Cryptococcosis can also manifest as pulmonary infection, sometimes following CNS involvement. In the lungs, severity ranges from asymptomatic to pneumonia with pulmonary infiltrates. Cryptococcus gattii tends to produce larger pulmonary lesions than Cryptococcus neoformans.
Aspergillosis
Caused by species of Aspergillus, especially Aspergillus fumigatus. Additional important species include A. flavus, A. niger, and A. terreus. Aspergillus forms hyaline molds with abundant conidia production. Conidia are the asexual spores that are ubiquitous in our environment, both outside and inside, including hospitals. We are constantly inhaling these spores, which, in the immunocompetent, are typically harmless. Spores can colonize and/or invade individuals who have immune abnormalities.
Aspergillu
Hypersensitivity i.e., allergic reactions to Aspergillus:
Allergic Aspergillus sinusitis is a form of chronic rhinosinusitis that can obstruct the sinuses and produce asymmetrical swelling around the orbit and/or nasal sinuses.
Allergic bronchopulmonary aspergillosis occurs in patients with asthma and cystic fibrosis. In these individuals, the fungi colonize the bronchopulmonary tissue. This can lead to obstruction or, upon damage to the vasculature, hemoptysis (coughing up blood).

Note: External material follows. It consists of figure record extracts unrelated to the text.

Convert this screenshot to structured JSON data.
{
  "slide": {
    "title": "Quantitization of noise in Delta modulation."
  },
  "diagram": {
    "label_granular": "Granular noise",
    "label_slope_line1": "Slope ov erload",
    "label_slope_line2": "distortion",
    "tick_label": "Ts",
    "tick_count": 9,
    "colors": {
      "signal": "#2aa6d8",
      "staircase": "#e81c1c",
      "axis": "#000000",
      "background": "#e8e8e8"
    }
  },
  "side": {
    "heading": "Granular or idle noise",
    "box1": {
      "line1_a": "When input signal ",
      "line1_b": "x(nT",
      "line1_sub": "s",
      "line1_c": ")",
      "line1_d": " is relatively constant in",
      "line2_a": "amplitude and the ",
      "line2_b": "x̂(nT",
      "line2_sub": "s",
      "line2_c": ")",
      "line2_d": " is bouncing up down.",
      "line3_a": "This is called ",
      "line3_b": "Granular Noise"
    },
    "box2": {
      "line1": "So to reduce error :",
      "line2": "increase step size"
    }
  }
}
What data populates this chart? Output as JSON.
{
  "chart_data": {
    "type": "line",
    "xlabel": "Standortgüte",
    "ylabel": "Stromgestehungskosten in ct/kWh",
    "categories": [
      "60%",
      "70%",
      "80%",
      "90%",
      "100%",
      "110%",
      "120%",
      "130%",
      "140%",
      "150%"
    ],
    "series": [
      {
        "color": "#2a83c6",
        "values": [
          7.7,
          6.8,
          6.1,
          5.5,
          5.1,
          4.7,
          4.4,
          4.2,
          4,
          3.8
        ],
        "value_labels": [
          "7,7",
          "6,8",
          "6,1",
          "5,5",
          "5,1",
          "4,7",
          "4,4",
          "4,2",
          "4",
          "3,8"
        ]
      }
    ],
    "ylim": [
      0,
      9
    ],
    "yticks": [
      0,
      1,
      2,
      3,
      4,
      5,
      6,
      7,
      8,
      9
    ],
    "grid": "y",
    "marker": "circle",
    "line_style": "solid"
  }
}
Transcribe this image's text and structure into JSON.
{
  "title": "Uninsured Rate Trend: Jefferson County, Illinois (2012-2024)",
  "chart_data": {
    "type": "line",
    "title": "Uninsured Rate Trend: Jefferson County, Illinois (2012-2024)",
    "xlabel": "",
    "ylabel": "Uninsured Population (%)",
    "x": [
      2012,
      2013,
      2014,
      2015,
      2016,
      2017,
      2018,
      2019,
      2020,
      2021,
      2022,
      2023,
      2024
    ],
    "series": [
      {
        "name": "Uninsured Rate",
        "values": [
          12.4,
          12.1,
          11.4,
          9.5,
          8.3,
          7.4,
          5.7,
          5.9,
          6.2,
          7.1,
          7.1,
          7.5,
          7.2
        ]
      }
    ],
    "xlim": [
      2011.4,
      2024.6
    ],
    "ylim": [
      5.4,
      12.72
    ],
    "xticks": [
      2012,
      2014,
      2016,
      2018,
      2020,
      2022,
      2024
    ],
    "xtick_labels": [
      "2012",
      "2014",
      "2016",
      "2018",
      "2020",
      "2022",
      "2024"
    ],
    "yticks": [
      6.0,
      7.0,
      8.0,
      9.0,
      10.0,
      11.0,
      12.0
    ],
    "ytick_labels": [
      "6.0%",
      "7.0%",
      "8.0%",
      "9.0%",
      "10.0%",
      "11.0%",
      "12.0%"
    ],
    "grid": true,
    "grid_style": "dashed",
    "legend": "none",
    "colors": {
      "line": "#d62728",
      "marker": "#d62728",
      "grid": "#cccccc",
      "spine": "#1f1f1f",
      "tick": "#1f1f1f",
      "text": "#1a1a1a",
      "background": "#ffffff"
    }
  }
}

Treatment: Because allergic sinusitis and bronchopulmonary aspergillosis are the result of hypersensitivity reactions, corticosteroids are often recommended.
Patients with other conditions:
Specifically, those with underlying chronic pulmonary illnesses and/or immunosuppression.
Aspergillomas, aka, fungus balls (or mycetomas), can form within pre-existing cavities within the lungs or sinuses. For example, in a patient with a history of tuberculosis, fungal balls can form within cavities produced by TB infection. These masses comprise fungal hyphae as well as tissue debris and inflammatory cells.
Chronic pulmonary aspergillosis occurs in patients with chronic lung disease. In these individuals, localized lung tissue invasion occurs, which can lead to cavitation with or without formation of fungal balls, or even fibrosis.
Invasive aspergillosis occurs in patients with severe immunodeficiency, and, because of the invasive nature, has a high mortality rate. In addition to pulmonary tissue invasion and destruction, the fungus may disseminate to other organs and cause invasive damage.
Aspergillosis can also be a cutaneous mycosis, typically following a wound.